Pages past, March 3: That time we debated ballot counting
Last updated 3/2/2021 at 4:35pm
On this date …
1951: Eastern New Mexico University was fighting for its life as a four-year college.
State Comptroller Richard Strahlem had proposed the university's budget be limited to $374,487. The 1950-51 fiscal year's appropriation had been $414,000 and University President Floyd Golden had requested $629,000 for the 1951-52 fiscal year.
Golden wanted the increase to raise faculty salaries by 25 percent and to hire additional instructors.
Strahlem's position was that only University of New Mexico and New Mexico A&M should operate as four-year colleges in the state.
Ultimately Gov. Edwin Mechem declared none of the state's existing four-year colleges should be reduced to two-year institutions.
“Many a high school graduate is getting a college education today who would not be able to get such an education if he had to go outside his own area for it,” Mechem told The Associated Press.
1961: Curry and Roosevelt counties had lost a “lively battle” in which the state Legislature required them to begin using voting machines.

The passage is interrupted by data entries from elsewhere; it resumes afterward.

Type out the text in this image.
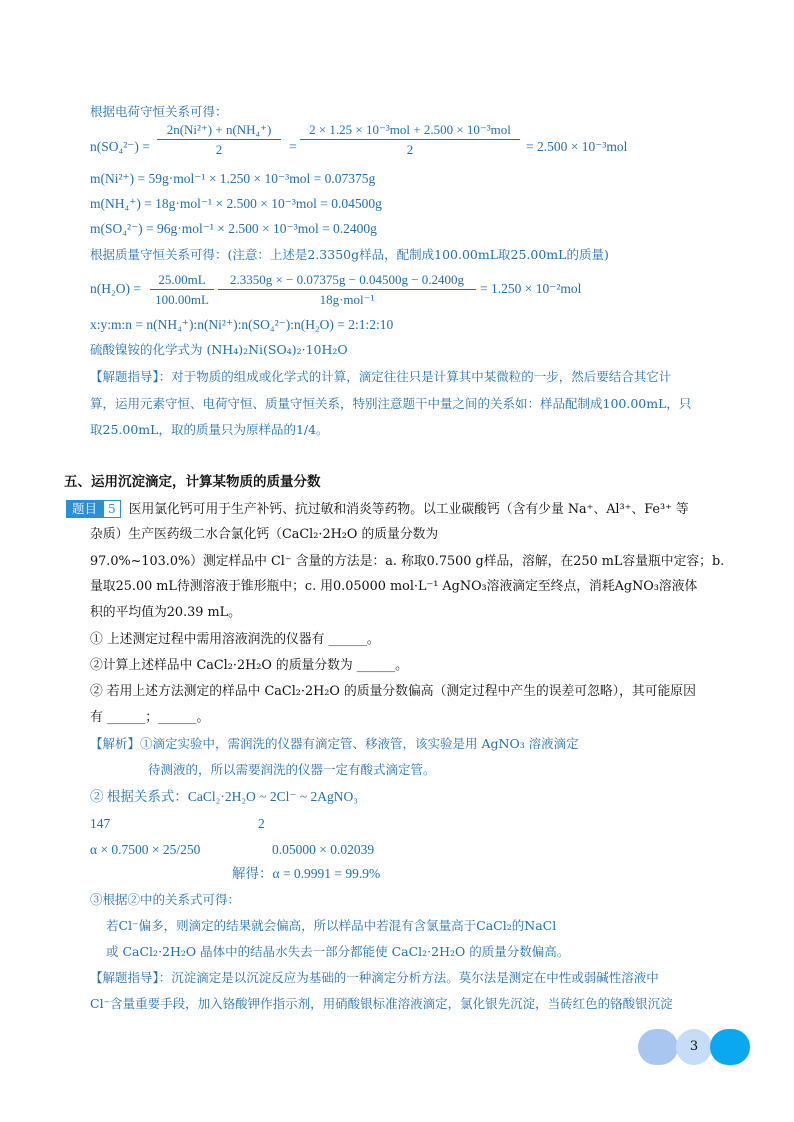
根据电荷守恒关系可得：
n(SO₄²⁻) =
2n(Ni²⁺) + n(NH₄⁺)
2	=
2 × 1.25 × 10⁻³mol + 2.500 × 10⁻³mol
2	= 2.500 × 10⁻³mol
m(Ni²⁺) = 59g·mol⁻¹ × 1.250 × 10⁻³mol = 0.07375g
m(NH₄⁺) = 18g·mol⁻¹ × 2.500 × 10⁻³mol = 0.04500g
m(SO₄²⁻) = 96g·mol⁻¹ × 2.500 × 10⁻³mol = 0.2400g
根据质量守恒关系可得：(注意：上述是2.3350g样品，配制成100.00mL取25.00mL的质量)
n(H₂O) =
25.00mL
100.00mL
2.3350g × − 0.07375g − 0.04500g − 0.2400g
18g·mol⁻¹
= 1.250 × 10⁻²mol
x:y:m:n = n(NH₄⁺):n(Ni²⁺):n(SO₄²⁻):n(H₂O) = 2:1:2:10
硫酸镍铵的化学式为 (NH₄)₂Ni(SO₄)₂·10H₂O
【解题指导】：对于物质的组成或化学式的计算，滴定往往只是计算其中某微粒的一步，然后要结合其它计
算，运用元素守恒、电荷守恒、质量守恒关系，特别注意题干中量之间的关系如：样品配制成100.00mL，只
取25.00mL，取的质量只为原样品的1/4。
五、运用沉淀滴定，计算某物质的质量分数
题目 5 医用氯化钙可用于生产补钙、抗过敏和消炎等药物。以工业碳酸钙（含有少量 Na⁺、Al³⁺、Fe³⁺ 等
杂质）生产医药级二水合氯化钙（CaCl₂·2H₂O 的质量分数为
97.0%~103.0%）测定样品中 Cl⁻ 含量的方法是：a. 称取0.7500 g样品，溶解，在250 mL容量瓶中定容；b.
量取25.00 mL待测溶液于锥形瓶中；c. 用0.05000 mol·L⁻¹ AgNO₃溶液滴定至终点，消耗AgNO₃溶液体
积的平均值为20.39 mL。
① 上述测定过程中需用溶液润洗的仪器有 ______。
②计算上述样品中 CaCl₂·2H₂O 的质量分数为 ______。
② 若用上述方法测定的样品中 CaCl₂·2H₂O 的质量分数偏高（测定过程中产生的误差可忽略），其可能原因
有 ______；______。
【解析】①滴定实验中，需润洗的仪器有滴定管、移液管，该实验是用 AgNO₃ 溶液滴定
待测液的，所以需要润洗的仪器一定有酸式滴定管。
② 根据关系式：CaCl₂·2H₂O ~ 2Cl⁻ ~ 2AgNO₃
147	2
α × 0.7500 × 25/250	0.05000 × 0.02039
解得：α = 0.9991 = 99.9%
③根据②中的关系式可得：
若Cl⁻偏多，则滴定的结果就会偏高，所以样品中若混有含氯量高于CaCl₂的NaCl
或 CaCl₂·2H₂O 晶体中的结晶水失去一部分都能使 CaCl₂·2H₂O 的质量分数偏高。
【解题指导】：沉淀滴定是以沉淀反应为基础的一种滴定分析方法。莫尔法是测定在中性或弱碱性溶液中
Cl⁻含量重要手段，加入铬酸钾作指示剂，用硝酸银标准溶液滴定，氯化银先沉淀，当砖红色的铬酸银沉淀
3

The Portales News-Tribune reported representatives from Roosevelt and Curry counties told lawmakers they did not need machines to count votes and that they could not afford them.
“House Democratic and Republican leaders, in a rare act, teamed up against the Curry-Roosevelt county-block and defeated its attempt to exempt the counties from the act,” the newspaper reported.
All precincts in which 201 or more voters had cast ballots in the fall would be required to start using machines to count votes, the Legislature declared.
The state planned to provide each county with the money for the machines, but the counties would be required to repay the state within 20 years.
New business …
1961: Montgomery Ward announced plans to open a catalog store in Portales before month's end.
The new store would be located between Harris Firestone and J.C. Penney on the east side of the city square.
Cold start to March …
1971: Eastern New Mexico remained chilled after 2 inches of snow fell the previous day, resulting in 4- to 6-inch drifts.
Weather watchers said temperatures dropped to 5 degrees overnight before rebounding to a daytime high in the 30s.